Hash Functions and Hash Codes

#java #programming #learning #beginners

A typical hash function first converts a search key to an integer value called a hash code, then compresses the hash code into an index to the hash table. Java’s root class Object has the hashCode method, which returns an integer hash code. By default, the method returns the memory address for the object. The general contract for the hashCode method is as follows:

You should override the hashCode method whenever the equals method is overridden to ensure that two equal objects return the same hash code.
During the execution of a program, invoking the hashCode method multiple times returns the same integer, provided that the object’s data are not changed.
Two unequal objects may have the same hash code, but you should implement the hashCode method to avoid too many such cases.

Hash Codes for Primitive Types

For search keys of the type byte, short, int, and char, simply cast them to int. Therefore, two different search keys of any one of these types will have different hash codes.

For a search key of the type float, use Float.floatToIntBits(key) as the hash code. Note that floatToIntBits(float f) returns an int value whose bit representation is the same as the bit representation for the floating number f. Thus, two different search keys of the float type will have different hash codes.

For a search key of the type long, simply casting it to int would not be a good choice, because all keys that differ in only the first 32 bits will have the same hash code. To take the first 32 bits into consideration, divide the 64 bits into two halves and perform the exclusive-or operation to combine the two halves. This process is called folding. The hash code for a long key is

int hashCode = (int)(key ^ (key >> 32));

Note that >> is the right-shift operator that shifts the bits 32 positions to the right. For example, 1010110 >> 2 yields 0010101. The ^ is the bitwise exclusive-or operator. It operates on two corresponding bits of the binary operands. For example, 1010110 ^ 0110111 yields 1100001.

For a search key of the type double, first convert it to a long value using the Double.doubleToLongBits method, and then perform a folding as follows:

long bits = Double.doubleToLongBits(key); int hashCode = (int)(bits ^ (bits >> 32));

Hash Codes for Strings

Search keys are often strings, so it is important to design a good hash function for strings. An intuitive approach is to sum the Unicode of all characters as the hash code for the string.

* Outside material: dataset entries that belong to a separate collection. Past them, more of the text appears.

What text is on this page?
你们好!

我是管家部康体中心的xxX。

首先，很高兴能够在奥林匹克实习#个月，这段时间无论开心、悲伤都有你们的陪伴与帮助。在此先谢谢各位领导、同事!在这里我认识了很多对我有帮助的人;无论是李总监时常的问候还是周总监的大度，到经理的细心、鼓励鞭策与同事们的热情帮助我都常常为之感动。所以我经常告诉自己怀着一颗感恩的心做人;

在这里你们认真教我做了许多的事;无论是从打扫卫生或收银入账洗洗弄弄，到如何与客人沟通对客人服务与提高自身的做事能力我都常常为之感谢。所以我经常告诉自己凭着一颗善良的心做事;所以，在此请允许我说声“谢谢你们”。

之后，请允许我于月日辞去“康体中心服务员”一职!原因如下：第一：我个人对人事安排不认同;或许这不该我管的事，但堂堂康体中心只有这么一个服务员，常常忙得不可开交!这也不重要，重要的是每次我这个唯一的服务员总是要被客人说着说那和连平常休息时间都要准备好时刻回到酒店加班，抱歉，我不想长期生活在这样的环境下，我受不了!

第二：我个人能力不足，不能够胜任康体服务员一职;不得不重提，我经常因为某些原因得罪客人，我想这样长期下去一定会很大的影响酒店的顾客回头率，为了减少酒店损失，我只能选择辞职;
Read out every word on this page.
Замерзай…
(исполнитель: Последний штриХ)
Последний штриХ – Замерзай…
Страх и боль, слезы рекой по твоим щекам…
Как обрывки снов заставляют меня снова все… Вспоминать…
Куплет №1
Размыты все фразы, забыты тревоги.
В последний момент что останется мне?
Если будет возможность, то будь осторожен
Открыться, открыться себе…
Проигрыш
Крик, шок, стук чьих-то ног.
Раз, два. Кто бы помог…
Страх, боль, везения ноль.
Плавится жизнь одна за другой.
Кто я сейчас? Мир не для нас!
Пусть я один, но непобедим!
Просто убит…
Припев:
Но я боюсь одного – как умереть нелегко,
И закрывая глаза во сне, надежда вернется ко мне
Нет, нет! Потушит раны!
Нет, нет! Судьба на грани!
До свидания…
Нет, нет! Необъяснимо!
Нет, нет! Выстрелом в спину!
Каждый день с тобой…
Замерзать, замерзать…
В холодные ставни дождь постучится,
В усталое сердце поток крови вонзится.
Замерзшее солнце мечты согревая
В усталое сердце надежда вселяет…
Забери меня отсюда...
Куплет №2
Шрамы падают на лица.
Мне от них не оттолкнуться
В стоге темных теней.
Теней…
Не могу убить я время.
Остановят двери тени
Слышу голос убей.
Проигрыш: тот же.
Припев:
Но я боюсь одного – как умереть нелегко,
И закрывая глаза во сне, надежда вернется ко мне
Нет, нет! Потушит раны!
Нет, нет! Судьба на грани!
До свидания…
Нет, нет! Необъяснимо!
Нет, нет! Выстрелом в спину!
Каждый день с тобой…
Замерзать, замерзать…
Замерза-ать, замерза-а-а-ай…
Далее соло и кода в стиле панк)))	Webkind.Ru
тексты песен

This approach may work if two search keys in an application don’t contain the same letters, but it will produce a lot of collisions if the search keys contain the same letters, such as tod and dot.

A better approach is to generate a hash code that takes the position of characters into consideration. Specifically, let the hash code be

s0*b(n - 1) + s1*b(n - 2) + c + sn-1

where si is s.charAt(i). This expression is a polynomial for some positive b, so this is called a polynomial hash code. Using Horner’s rule for polynomial evaluation (see Case Study: Converting Hexadecimals to Decimals), the hash code can be calculated efficiently as follows:

(...((s0*b + s1)b + s2)b + ... + sn-2)b + sn-1

This computation can cause an overflow for long strings, but arithmetic overflow is ignored in Java. You should choose an appropriate value b to minimize collisions. Experiments show that good choices for b are 31, 33, 37, 39, and 41. In the String class, the hashCode is overridden using the polynomial hash code with b being 31.

Compressing Hash Codes

The hash code for a key can be a large integer that is out of the range for the hash-table index, so you need to scale it down to fit in the index’s range. Assume the index for a hash table is between 0 and N-1. The most common way to scale an integer to between 0 and N-1 is to use

h(hashCode) = hashCode % N

To ensure that the indices are spread evenly, choose N to be a prime number greater than 2.

Ideally, you should choose a prime number for N. However, it is time consuming to find a large prime number. In the Java API implementation for java.util.HashMap, N is set to a value of the power of 2. There is a good reason for this choice. When N is a value of the power of 2,

h(hashCode) = hashCode % N

is the same as

h(hashCode) = hashCode & (N – 1)

The ampersand, &, is a bitwise AND operator. The AND of two corresponding bits yields a 1 if both bits are 1. For example, assume N = 4 and hashCode = 11, 11 % 4 = 3, which is the same as 01011 & 00011 = 11. The & operator can be performed much faster than the % operator.

To ensure that the hashing is evenly distributed, a supplemental hash function is also used along with the primary hash function in the implementation of java.util.HashMap. This function is defined as:

private static int supplementalHash(int h) { h ^= (h >>> 20) ^ (h >>> 12); return h ^ (h >>> 7) ^ (h >>> 4); }

^ and >>> are bitwise exclusive-or and unsigned right-shift operations. The bitwise operations are much faster than the multiplication, division, and remainder operations. You should replace these operations with the bitwise operations whenever possible.

The complete hash function is defined as:

h(hashCode) = supplementalHash(hashCode) % N

This is the same as

h(hashCode) = supplementalHash(hashCode) & (N – 1)

since N is a value of the power of 2.